The extracellular-signal-regulated kinases ERK1 and ERK2 (hereafter ERK1/2) represent the foremost mitogenic pathway in mammalian cells, and their dysregulation drives tumorigenesis and confers therapeutic resistance. ERK1/2 are known to be activated by MAPK/ERK kinase (MEK)-mediated phosphorylation. Here, we show that ERK1/2 are also modified by lysine-63 (K63)-linked polyubiquitin chains. We identify the tripartite motif–containing protein TRIM15 as a ubiquitin ligase and the tumour suppressor CYLD as a deubiquitinase of ERK1/2. TRIM15 and CYLD regulate ERK ubiquitination at defined lysine residues through mutually exclusive interactions as well as opposing activities. K63-linked polyubiquitination enhances ERK interaction with and activation by MEK. Downregulation of TRIM15 inhibits the growth of both drug-responsive and drug-resistant melanomas. Moreover, high TRIM15 expression and low CYLD expression are associated with poor prognosis of patients with melanoma. These findings define a role of K63-linked polyubiquitination in the ERK signalling pathway and suggest a potential target for cancer therapy.

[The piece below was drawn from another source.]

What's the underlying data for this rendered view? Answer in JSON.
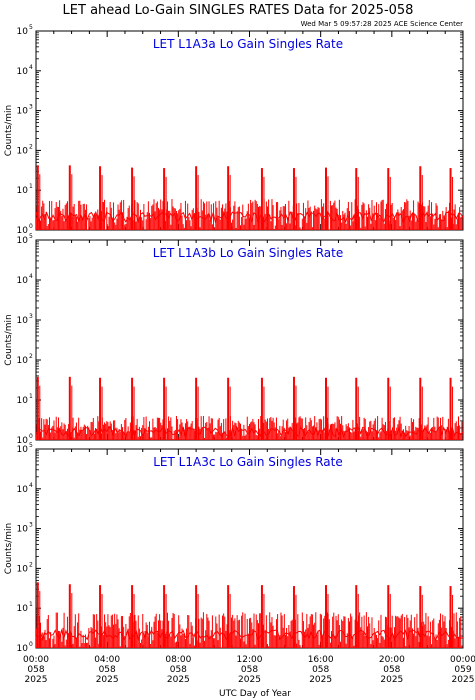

细胞外信号调节激酶 ERK1 和 ERK2（以下简称 ERK1/2）代表哺乳动物细胞中最重要的有丝分裂途径，它们的失调驱动肿瘤发生并赋予治疗抗性。已知 ERK1/2 被 MAPK/ERK 激酶 (MEK) 介导的磷酸化激活。在这里，我们显示 ERK1/2 也被 lysine-63 (K63)-连接的多泛素链修饰。我们将含有三部分基序的蛋白 TRIM15 鉴定为泛素连接酶，将肿瘤抑制因子 CYLD 鉴定为 ERK1/2 的去泛素酶。TRIM15 和 CYLD 通过相互排斥的相互作用和相反的活动在确定的赖氨酸残基处调节 ERK 泛素化。K63 连接的多泛素化增强了 ERK 与 MEK 的相互作用和激活。TRIM15 的下调抑制药物反应性和耐药性黑色素瘤的生长。此外，高TRIM15表达和 CYLD 低表达与黑色素瘤患者预后不良有关。这些发现定义了 K63 连接的多泛素化在 ERK 信号通路中的作用，并提出了癌症治疗的潜在靶点。